Sa Papagena est la piquante et délurée soprano Lilian Farahani. Elle lui est parfaitement et d'emblée appariée, physiquement et vocalement (ce qui est important pour un rôle aussi attendu que bref). Le duo de la rencontre est un délice, dégusté avec gourmandise par le public. La silhouette et le timbre n’ont pas la noblesse de Pamina, mais elle n’en illustre pas moins une autre dimension de l’amour, chaud et généreux : sa digne capacité à rendre le quotidien merveilleux.

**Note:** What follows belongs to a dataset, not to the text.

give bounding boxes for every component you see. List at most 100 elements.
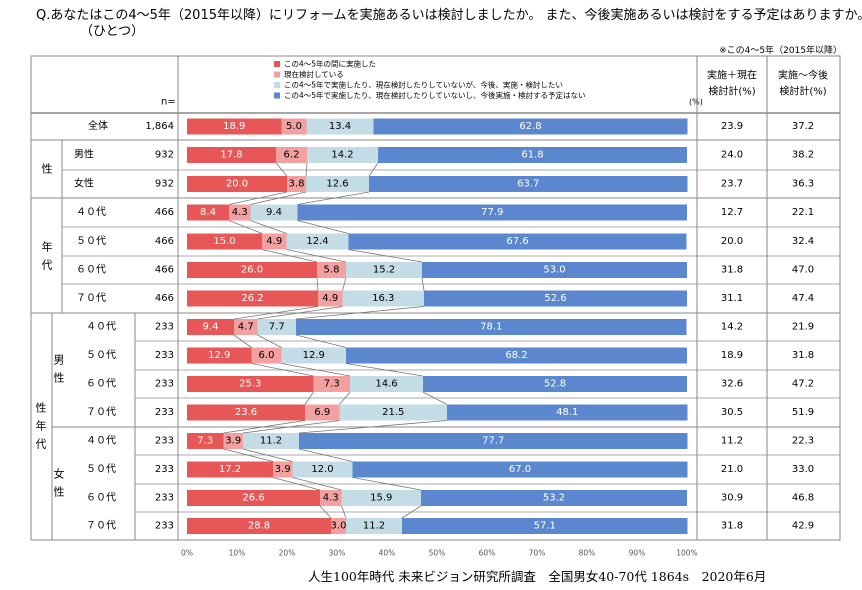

Viennent les rôles des anciens, des transmetteurs des valeurs du bien ou de prédateurs des passions impures. Sarastro est chanté par la basse Dimitry Ivashchenko. Une belle figure pour un beau rôle, qu’il accomplit avec sagesse et puissance. Une force vocale dont il n’abuse pas, retenant ses dynamiques pour ne pas déséquilibrer la ligne vocale dans les parties les plus graves : très heureuse initiative, destinée à emmener l’auditoire jusque dans les profondeurs, sans l’effrayer.

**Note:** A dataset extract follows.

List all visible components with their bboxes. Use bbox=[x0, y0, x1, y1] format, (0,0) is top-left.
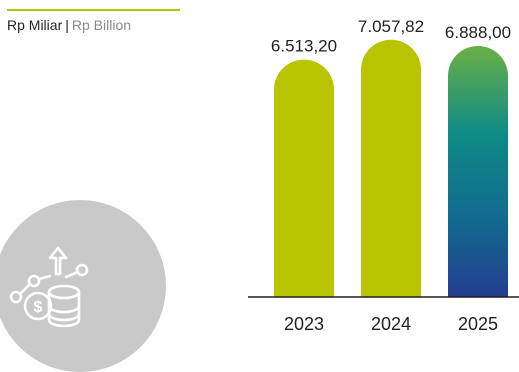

Son opposée est la Reine de la nuit, grimée en vieille femme peu autonome, et qui passe son temps à se plaindre et à manipuler son entourage. Le contraste de sa colère et couleur vocale n’en est que plus saisissant. L'Américaine Kathryn Lewek accomplit la performance, avec une facilité étonnante, et qui n’a rien de mécanique. Le colorature vient des tripes.
Le maure Monostatos est campé par Bengt-Ola Morgny, bestialement couvert de poils. La mollesse du personnage atteint jusqu’à l’émission du chanteur, ce qui est dommage, au vu de son engagement d’acteur. L’Orateur baryton-basse Christian Immler, se montre, quant à lui, droit, vertical comme une antenne vers le ciel, dans le corps comme dans le chant. Il est entouré par une paire indispensable d’officiers (spirituels ou temporels : prêtres et hommes d’armes), solides et fidèles au poste, Geoffroy Buffière et Trystan Llŷr Griffiths avec une mention spéciale pour la "ténorité" de ce dernier.
Reportage durant les représentations de 2014 :
Après les paires, viennent les trios. Les trois dames de Judith van Wanroij, Rosanne van Sandwijk et Helena Rasker assurent les trois angles du triangle vocal. La première est au sommet, la deuxième y glisse son mezzo, la troisième en assure la base. Les trois chérubins, solistes du Chœur d'enfants de l'académie du Théâtre de Dortmund, accomplissent leur mue physique avec une précision ainsi qu’une présence remarquables.
La direction musicale de l’ensemble et des chœurs Pygmalion est due à un maître de cérémonie lyrique totalement investi, le jeune chef Raphaël Pichon. Il n’est pas un chef à la tête d’une phalange, il est l’émanation naturelle, organique, d’un ensemble qu’il a lui-même fondé, en 2006, littéralement un homme-orchestre, et plus avant, un homme-opéra. Les couleurs historiques des instruments jouent une palette originelle tout en regardant vers l’avenir. Le chœur y ajoute ses volumes colorés, en parfaite continuité avec la scène et avec la fosse.
L’œuvre ainsi déplacée par la mise en scène (et la mise en son) émerveille et fait rire notre 21e siècle. Mieux, le temps de la reprise aidant, sa fidélité créative saute aux yeux et aux oreilles d’un public qui s’en approprie joyeusement l’universel message (il reste quelques très belles places disponibles).